FÉ FALANDO DA FÉ
Perguntaram pra fé o que era a fé,
quiseram saber onde morava, o que sentia, por onde andava,
quiseram entender seus cheiros, vozes, gostos, cor, tudo.
A fé ficou desconfiada, assustada, trêmula, ressabiada,
pois sempre a tiveram plena, inacessível, absoluta,
era algo tão certo, tão definitivo, tão divino,
que colocá-la na berlinda, na suspeição, na dúvida,
era ultrajante, absurdo, inconcebível, aterrorizador.

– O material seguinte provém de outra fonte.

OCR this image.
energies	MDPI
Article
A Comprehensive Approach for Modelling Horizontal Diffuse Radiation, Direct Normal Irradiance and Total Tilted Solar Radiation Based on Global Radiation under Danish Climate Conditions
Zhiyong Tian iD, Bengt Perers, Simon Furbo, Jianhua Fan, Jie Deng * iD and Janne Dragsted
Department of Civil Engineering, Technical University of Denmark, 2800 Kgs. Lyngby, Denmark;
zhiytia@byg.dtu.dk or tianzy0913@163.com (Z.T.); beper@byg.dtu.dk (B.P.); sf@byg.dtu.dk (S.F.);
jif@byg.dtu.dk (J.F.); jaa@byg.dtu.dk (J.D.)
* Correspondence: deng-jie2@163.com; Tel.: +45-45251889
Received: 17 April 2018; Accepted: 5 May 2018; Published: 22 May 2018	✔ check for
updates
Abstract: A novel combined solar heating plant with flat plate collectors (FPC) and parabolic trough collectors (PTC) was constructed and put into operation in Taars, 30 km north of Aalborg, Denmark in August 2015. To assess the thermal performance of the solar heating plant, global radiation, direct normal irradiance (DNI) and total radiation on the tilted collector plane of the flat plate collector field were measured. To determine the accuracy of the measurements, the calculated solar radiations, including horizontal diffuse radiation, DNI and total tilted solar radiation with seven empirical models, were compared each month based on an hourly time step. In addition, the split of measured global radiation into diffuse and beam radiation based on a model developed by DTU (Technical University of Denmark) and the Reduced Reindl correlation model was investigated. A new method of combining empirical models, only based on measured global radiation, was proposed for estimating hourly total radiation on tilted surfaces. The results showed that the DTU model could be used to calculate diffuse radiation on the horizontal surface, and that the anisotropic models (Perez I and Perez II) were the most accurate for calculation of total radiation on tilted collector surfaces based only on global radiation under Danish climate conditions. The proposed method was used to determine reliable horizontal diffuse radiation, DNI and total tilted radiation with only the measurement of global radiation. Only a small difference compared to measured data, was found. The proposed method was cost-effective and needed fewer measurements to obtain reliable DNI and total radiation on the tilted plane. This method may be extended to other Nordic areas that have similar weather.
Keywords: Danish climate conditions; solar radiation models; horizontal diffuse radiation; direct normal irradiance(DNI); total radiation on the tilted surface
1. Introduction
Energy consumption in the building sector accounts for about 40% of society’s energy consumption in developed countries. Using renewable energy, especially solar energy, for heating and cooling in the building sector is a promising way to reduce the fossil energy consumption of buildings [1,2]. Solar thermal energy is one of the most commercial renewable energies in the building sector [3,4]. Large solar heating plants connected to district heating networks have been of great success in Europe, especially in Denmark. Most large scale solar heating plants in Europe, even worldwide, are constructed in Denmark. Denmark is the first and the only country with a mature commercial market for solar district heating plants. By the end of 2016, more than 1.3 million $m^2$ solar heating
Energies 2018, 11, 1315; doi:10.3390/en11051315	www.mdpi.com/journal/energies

Mas o homem por vezes quebra regras,
por vezes quer remexer no perfeito,
por vezes quer romper fronteiras, bagunçar o jogo,
destituir o rei, o chão, o vento, a luz.
Então a fé abriu seu manto, desarmou as guaritas,
esqueceu mandos, percalços, amarras,
esqueceu o DNA, a âncora, o feitor, o medo, o tudo.
Sou um amontoado de cânticos, de retalhos, disse ela.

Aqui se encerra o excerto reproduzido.